# This will include the required code snippets from the previous lesson.
# 'requirements.py' should be provided in the Lesson10 folder.
%run requirements.py
For preprocessing, we are going to make a duplicate copy of our original dataframe. We are duplicating adult_df to adult_df_rev. As we want to perform some imputation for missing values.
adult_df_rev = adult_df
Before doing that, we need some summary statistics of our dataframe. For this, we can use describe() method. It can be used to generate various summary statistics, excluding NaN values.
We are passing an “include” parameter with value as “all”, this is used to specify that we want summary statistics of all the attributes.
#Dataset basic statistics
adult_df_rev.describe(include= 'all')
After displaying the basic statistics about the dataset after running the above command. Spend some time looking at the details about each stat provided.
Now, it’s time to impute the missing values. Some of our categorical values have missing values i.e, “?”. We are going to replace the “?” with the above describe methods - top row's value. For example, we are going to replace the “?” values of the workplace attribute with the “Private” value.
for value in ['workclass', 'education',
'marital_status', 'occupation',
'relationship','race', 'sex',
'native_country', 'income']:
adult_df_rev[value].replace(['?'], [adult_df_rev.describe(include='all')[value][2]],
inplace=True)
You have successfully performed the data imputation step. 🙂
# display and verify the changes in the adult_df_rev dataframe
#print(adult_df_rev)
For Gaussian Naive Bayes, we need to convert all the data values in one format. We are going to encode all the labels with a value between 0 and n_classes-1.
We are going to use LabelEncoder from the 'scikit-learn' library to implement encoding.
One-Hot encoders, encode the data into a binary format.
First thing we need to do is initialize the label encoder.
Then we need to use fit_transform() to assign each features data to a new label.
# initialize label encoder
le = preprocessing.LabelEncoder()
# create and fit new column labels with existing data
# that fits in with the code in the cell below
# example: label_cat = le.fit_transform(dataframe.column_label)
After we have successfully created new labels for our new columns.
It is time to add the new columns into the copied dataframe.
# initialize the encoded categorical columns
# by assigning the newly created columns to the copied dataframe
adult_df_rev['workclass_cat'] = workclass_cat
adult_df_rev['education_cat'] = education_cat
adult_df_rev['marital_cat'] = marital_cat
adult_df_rev['occupation_cat'] = occupation_cat
adult_df_rev['relationship_cat'] = relationship_cat
adult_df_rev['race_cat'] = race_cat
adult_df_rev['sex_cat'] = sex_cat
adult_df_rev['native_country_cat'] = native_country_cat
Now that we have the updated data in the copied dataframe.
We need to drop the old features so they do not conflict.

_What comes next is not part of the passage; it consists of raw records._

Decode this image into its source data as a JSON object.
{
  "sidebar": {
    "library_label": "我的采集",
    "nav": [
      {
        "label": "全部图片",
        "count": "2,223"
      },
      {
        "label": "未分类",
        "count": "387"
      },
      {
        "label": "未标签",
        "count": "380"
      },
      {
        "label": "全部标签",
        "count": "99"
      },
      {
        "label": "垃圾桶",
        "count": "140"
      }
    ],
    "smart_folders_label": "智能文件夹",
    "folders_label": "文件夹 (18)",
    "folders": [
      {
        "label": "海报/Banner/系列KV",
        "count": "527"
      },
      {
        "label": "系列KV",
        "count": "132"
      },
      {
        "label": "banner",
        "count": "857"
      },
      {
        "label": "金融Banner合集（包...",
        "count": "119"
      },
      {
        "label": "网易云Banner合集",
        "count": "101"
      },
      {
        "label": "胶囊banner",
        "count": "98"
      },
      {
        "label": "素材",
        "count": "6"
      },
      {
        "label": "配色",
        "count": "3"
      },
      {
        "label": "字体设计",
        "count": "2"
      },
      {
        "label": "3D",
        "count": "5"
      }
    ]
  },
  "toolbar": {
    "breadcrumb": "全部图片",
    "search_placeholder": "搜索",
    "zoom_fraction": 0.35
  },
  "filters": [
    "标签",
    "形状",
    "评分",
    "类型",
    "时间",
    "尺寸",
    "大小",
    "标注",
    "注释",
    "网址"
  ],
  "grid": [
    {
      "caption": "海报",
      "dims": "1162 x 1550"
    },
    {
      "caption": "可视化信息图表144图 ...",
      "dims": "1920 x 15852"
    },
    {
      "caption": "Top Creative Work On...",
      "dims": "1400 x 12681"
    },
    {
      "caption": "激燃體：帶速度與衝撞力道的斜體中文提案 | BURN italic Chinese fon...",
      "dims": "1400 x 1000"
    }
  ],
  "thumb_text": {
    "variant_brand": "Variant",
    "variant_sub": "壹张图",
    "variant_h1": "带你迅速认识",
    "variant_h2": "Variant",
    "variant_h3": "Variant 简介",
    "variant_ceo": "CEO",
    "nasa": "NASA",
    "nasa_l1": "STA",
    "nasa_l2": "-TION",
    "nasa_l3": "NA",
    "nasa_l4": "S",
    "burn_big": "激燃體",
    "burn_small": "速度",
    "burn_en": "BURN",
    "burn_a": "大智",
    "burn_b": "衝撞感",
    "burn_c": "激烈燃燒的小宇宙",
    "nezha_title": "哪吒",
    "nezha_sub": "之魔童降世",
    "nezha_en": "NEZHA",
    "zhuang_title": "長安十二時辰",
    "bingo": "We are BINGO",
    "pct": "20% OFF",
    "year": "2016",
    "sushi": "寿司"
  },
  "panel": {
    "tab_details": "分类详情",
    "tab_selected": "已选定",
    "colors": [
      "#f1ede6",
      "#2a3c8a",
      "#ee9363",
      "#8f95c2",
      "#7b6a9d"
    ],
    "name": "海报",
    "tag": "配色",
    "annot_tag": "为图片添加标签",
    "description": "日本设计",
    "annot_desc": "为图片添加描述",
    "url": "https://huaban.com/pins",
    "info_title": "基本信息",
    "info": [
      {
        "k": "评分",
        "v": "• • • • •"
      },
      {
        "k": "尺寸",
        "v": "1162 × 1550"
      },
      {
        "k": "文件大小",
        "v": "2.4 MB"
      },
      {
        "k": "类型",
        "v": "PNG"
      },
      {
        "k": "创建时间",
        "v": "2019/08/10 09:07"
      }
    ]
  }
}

# determine the features you want to drop by label
dummy_fields = ['workclass', 'education', 'marital_status',
'occupation', 'relationship', 'race',
'sex', 'native_country']
# drop the old categorical columns from the copied dataframe
Using the above code snippets, we have created multiple categorical columns like “marital_cat”, “race_cat” etc. You can see the top of the dataframe using adult_df_rev.head()
By printing adult_df_rev. You will be able to see that all the columns should be reindexed.

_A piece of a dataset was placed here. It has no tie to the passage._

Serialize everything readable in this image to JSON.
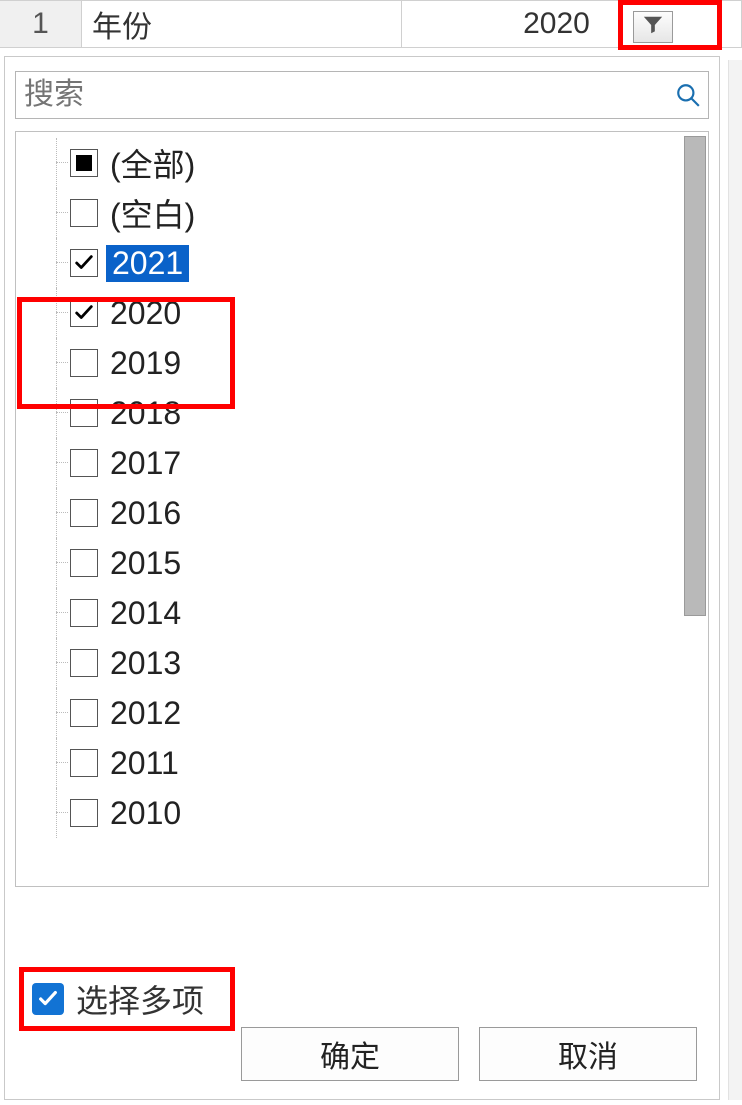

However, they are not in the proper order.
For reindexing the columns, you can use the code snippet provided below:
adult_df_rev = adult_df_rev.reindex_axis(['age', 'workclass_cat', 'fnlwgt', 'education_cat',
'education_num', 'marital_cat', 'occupation_cat',
'relationship_cat', 'race_cat', 'sex_cat', 'capital_gain',
'capital_loss', 'hours_per_week', 'native_country_cat',
'income'], axis= 1)
adult_df_rev.head()
The output to the above code snippet will show you that all the columns are reindexed properly. I have passed the list of column names as a parameter and axis=1 for reindexing the columns.
You should also notice that the columns we did not drop from the original dataframe are still present.
As well, every value is now an integer aside from the target value.
Now that all of the data values in our copied dataframe are numeric. We need to convert them onto a single scale, in other words, we need to standardize the values.
We can use the below formula for standardization:
# Standardization of Data
# outline column headers/feature names
num_features = ['age', 'workclass_cat', 'fnlwgt', 'education_cat', 'education_num',
'marital_cat', 'occupation_cat', 'relationship_cat', 'race_cat',
'sex_cat', 'capital_gain', 'capital_loss', 'hours_per_week',
'native_country_cat']
# create variable for extraction into
scaled_features = {}
# for each feature/label/column
for each in num_features:
# define and assign the mean and standard deviation
mean, std = adult_df_rev[each].mean(), adult_df_rev[each].std()
# assign the mean and std to the extraction variable for viewing
scaled_features[each] = [mean, std]
# return the current features new value using the
# current features mean, std and the standardization formula displayed above.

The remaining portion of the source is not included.